We’re back for another week of answering your tough pastoral and ethical and biblical questions. Today’s question comes to us from Eric in Joliet, Illinois. “Pastor John, hello! 1 Timothy 6:16 says that no one can see God and yet Matthew 5:8 tells us that the pure in heart WILL see God. Is there a sense in which we will be able to ‘see’ God in heaven? Or is it talking about the incarnate and glorified Christ? It’s a powerful promise, and I want to understand it.”
Let’s put the texts he refers to and a few others in front of us and then see if we can answer the question.
- 1 Timothy 6:15–17, “He who is the blessed and only Sovereign, the King of kings and Lord of lords, who alone has immortality, who dwells in unapproachable light, whom no one has ever seen or can see. To him be honor and eternal dominion.”
- 1 Timothy 1:17, “To the King of the ages, immortal, invisible, the only God, be honor and glory.”
- 1 John 4:12, “No one has ever seen God; if we love one another, God abides in us.”
- Exodus 33:20, “He [God] said, “you cannot see my face, for man shall not see me and live.’”
- Deuteronomy 4:12, “Then the Lord spoke to you out of the midst of the fire. You heard the sound of words, but saw no form; there was only a voice.”
That is one side. You can’t see him.
Now, here is the other side:
- Matthew 5:8, “Blessed are the pure in heart, for they shall see God.”

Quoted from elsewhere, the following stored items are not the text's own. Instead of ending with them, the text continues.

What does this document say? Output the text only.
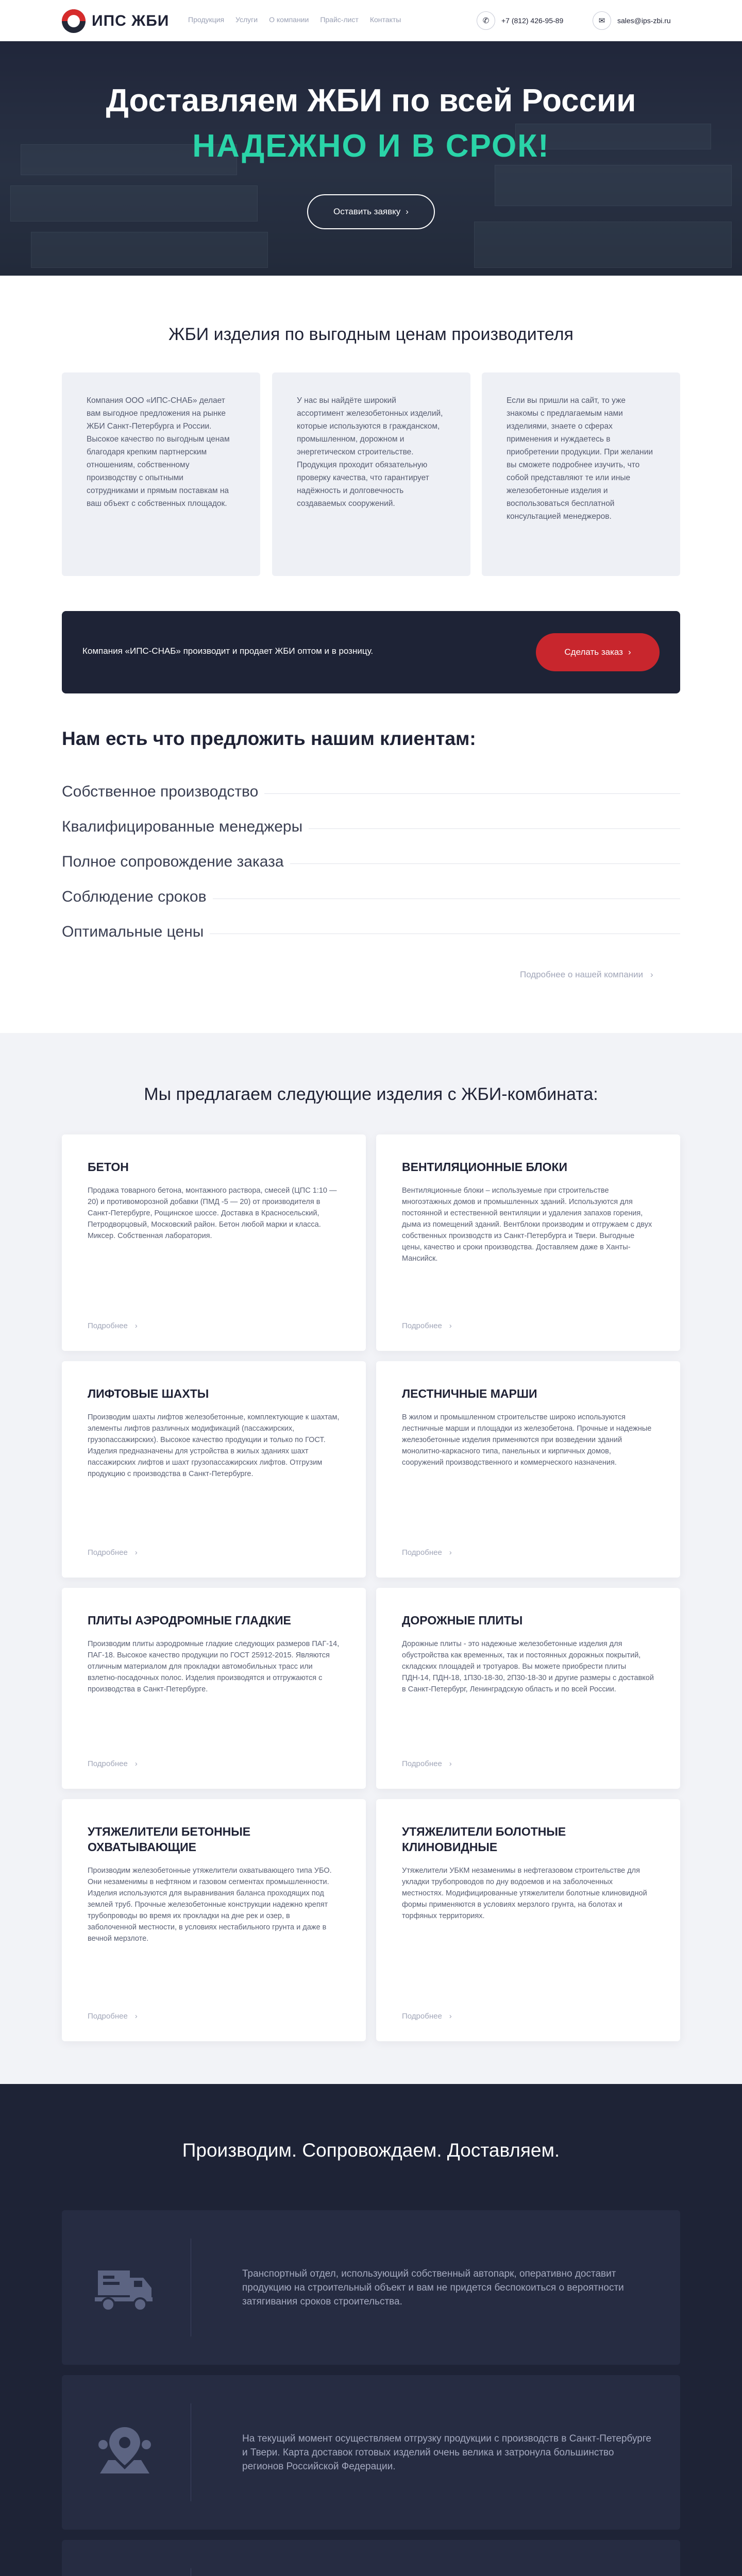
ИПС ЖБИ	Продукция Услуги О компании Прайс-лист Контакты	✆	+7 (812) 426-95-89	✉	sales@ips-zbi.ru
Доставляем ЖБИ по всей России
НАДЕЖНО И В СРОК!
Оставить заявку ›
ЖБИ изделия по выгодным ценам производителя
Компания ООО «ИПС-СНАБ» делает вам выгодное предложения на рынке ЖБИ Санкт-Петербурга и России. Высокое качество по выгодным ценам благодаря крепким партнерским отношениям, собственному производству с опытными сотрудниками и прямым поставкам на ваш объект с собственных площадок.
У нас вы найдёте широкий ассортимент железобетонных изделий, которые используются в гражданском, промышленном, дорожном и энергетическом строительстве. Продукция проходит обязательную проверку качества, что гарантирует надёжность и долговечность создаваемых сооружений.
Если вы пришли на сайт, то уже знакомы с предлагаемым нами изделиями, знаете о сферах применения и нуждаетесь в приобретении продукции. При желании вы сможете подробнее изучить, что собой представляют те или иные железобетонные изделия и воспользоваться бесплатной консультацией менеджеров.
Компания «ИПС-СНАБ» производит и продает ЖБИ оптом и в розницу.	Сделать заказ ›
Нам есть что предложить нашим клиентам:
Собственное производство
Квалифицированные менеджеры
Полное сопровождение заказа
Соблюдение сроков
Оптимальные цены
Подробнее о нашей компании ›
Мы предлагаем следующие изделия с ЖБИ-комбината:
БЕТОН

Продажа товарного бетона, монтажного раствора, смесей (ЦПС 1:10 — 20) и противоморозной добавки (ПМД -5 — 20) от производителя в Санкт-Петербурге, Рощинское шоссе. Доставка в Красносельский, Петродворцовый, Московский район. Бетон любой марки и класса. Миксер. Собственная лаборатория.

Подробнее ›
ВЕНТИЛЯЦИОННЫЕ БЛОКИ

Вентиляционные блоки – используемые при строительстве многоэтажных домов и промышленных зданий. Используются для постоянной и естественной вентиляции и удаления запахов горения, дыма из помещений зданий. Вентблоки производим и отгружаем с двух собственных производств из Санкт-Петербурга и Твери. Выгодные цены, качество и сроки производства. Доставляем даже в Ханты-Мансийск.

Подробнее ›
ЛИФТОВЫЕ ШАХТЫ

Производим шахты лифтов железобетонные, комплектующие к шахтам, элементы лифтов различных модификаций (пассажирских, грузопассажирских). Высокое качество продукции и только по ГОСТ. Изделия предназначены для устройства в жилых зданиях шахт пассажирских лифтов и шахт грузопассажирских лифтов. Отгрузим продукцию с производства в Санкт-Петербурге.

Подробнее ›
ЛЕСТНИЧНЫЕ МАРШИ

В жилом и промышленном строительстве широко используются лестничные марши и площадки из железобетона. Прочные и надежные железобетонные изделия применяются при возведении зданий монолитно-каркасного типа, панельных и кирпичных домов, сооружений производственного и коммерческого назначения.

Подробнее ›
ПЛИТЫ АЭРОДРОМНЫЕ ГЛАДКИЕ

Производим плиты аэродромные гладкие следующих размеров ПАГ-14, ПАГ-18. Высокое качество продукции по ГОСТ 25912-2015. Являются отличным материалом для прокладки автомобильных трасс или взлетно-посадочных полос. Изделия производятся и отгружаются с производства в Санкт-Петербурге.

Подробнее ›
ДОРОЖНЫЕ ПЛИТЫ

Дорожные плиты - это надежные железобетонные изделия для обустройства как временных, так и постоянных дорожных покрытий, складских площадей и тротуаров. Вы можете приобрести плиты ПДН-14, ПДН-18, 1П30-18-30, 2П30-18-30 и другие размеры с доставкой в Санкт-Петербург, Ленинградскую область и по всей России.

Подробнее ›
УТЯЖЕЛИТЕЛИ БЕТОННЫЕ ОХВАТЫВАЮЩИЕ

Производим железобетонные утяжелители охватывающего типа УБО. Они незаменимы в нефтяном и газовом сегментах промышленности. Изделия используются для выравнивания баланса проходящих под землей труб. Прочные железобетонные конструкции надежно крепят трубопроводы во время их прокладки на дне рек и озер, в заболоченной местности, в условиях нестабильного грунта и даже в вечной мерзлоте.

Подробнее ›
УТЯЖЕЛИТЕЛИ БОЛОТНЫЕ КЛИНОВИДНЫЕ

Утяжелители УБКМ незаменимы в нефтегазовом строительстве для укладки трубопроводов по дну водоемов и на заболоченных местностях. Модифицированные утяжелители болотные клиновидной формы применяются в условиях мерзлого грунта, на болотах и торфяных территориях.

Подробнее ›
Производим. Сопровождаем. Доставляем.
Транспортный отдел, использующий собственный автопарк, оперативно доставит продукцию на строительный объект и вам не придется беспокоиться о вероятности затягивания сроков строительства.
На текущий момент осуществляем отгрузку продукции с производств в Санкт-Петербурге и Твери. Карта доставок готовых изделий очень велика и затронула большинство регионов Российской Федерации.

- Genesis 32:30, “Jacob called the name of the place Peniel, saying, ‘For I have seen God face to face, and yet my life has been delivered [or spared].’”
- Job 19:26–27, “And after my skin has been thus destroyed, yet in my flesh I shall see God, whom I shall see for myself, and my eyes shall behold, and not another.”
Pursue purity so that you can see God’s beauty now, and so that you will see him face to face after death.
So, there you have both sides of the issue. And the solution to this seeming inconsistency lies in the fact that the word “see” as we all know has several different uses. And if you look at all of the texts, you see there is one of them. You see that there are two different senses in which his people can see God and two senses in which they cannot see God. So, let me break these out and see if people can follow me. See if they can see.
First, the ways we cannot see God:
1. We can’t see God with our physical eyes for the simple reason that he is a spirit, and he doesn’t have a body. That is probably at least part of what Paul means when he says that Christ is “the image of the invisible God, the firstborn of all creation” (Colossians 1:15).
2. We can’t see God even spiritually with unmediated directness. This is partly owing to our sinfulness and partly owing, perhaps, to our creaturely weakness. He is too great, too bright, too glorious, and we could not live if we saw him with unmediated directness. We must always have Christ our Mediator as a go-between. And I think that is what Jesus meant when he says in John 6:45–46, “It is written in the Prophets, ‘And they will all be taught by God.’ Everyone who has heard and learned from the Father comes to me — not that anyone has seen the Father except he who is from God; he has seen the Father.”
Now, when it says, “except he who is from God; he has seen the Father,” he means, not with physical eyes. The Son of God didn’t have physical eyes before the incarnation, and that is what he is contrasting our seeing with. Only the Son can see the Father with non-physical, unmediated, direct seeing. We cannot see God spiritually the way the Son of God in unmediated directness can see him. So, those are the two ways we can’t see God when we use the word “see” in different ways.
Here are the two ways we can see God:
1. We use the word “see” to mean that we finally understand and discern the beauty and glory of God after being blind to it. Like when we say: Oh, now I see. Our soul is tuned in to the glory so that the glory of God that shines through the gospel is seen as glorious, and we are no longer spiritually blind to it. That is the first way we see him.
“To see God’s glory is to understand and discern the beauty of God after being blind to it.”
2. And the second way is that, in the narrative of the Bible, we see the glory of God and finally we will see him face to face through Christ — by seeing Christ. So, John 1:14, 18 says, “And the Word became flesh and dwelt among us, and we have seen his glory, glory as of the only Son from the Father. . . . No one has ever seen God; the only God, who is at the Father’s side, he has made him known.” So, we see God by seeing Jesus. And 1 John 3:2, “We know that when he appears we shall be like him, because we shall see him as he is.”
So, the implication is: Pursue purity of heart, purity of faith, purity of life so that your heart is able to see God’s beauty as what it really is in the Scripture, and so that, when he comes or when he calls us in death, we will see him face to face and be glorified with him.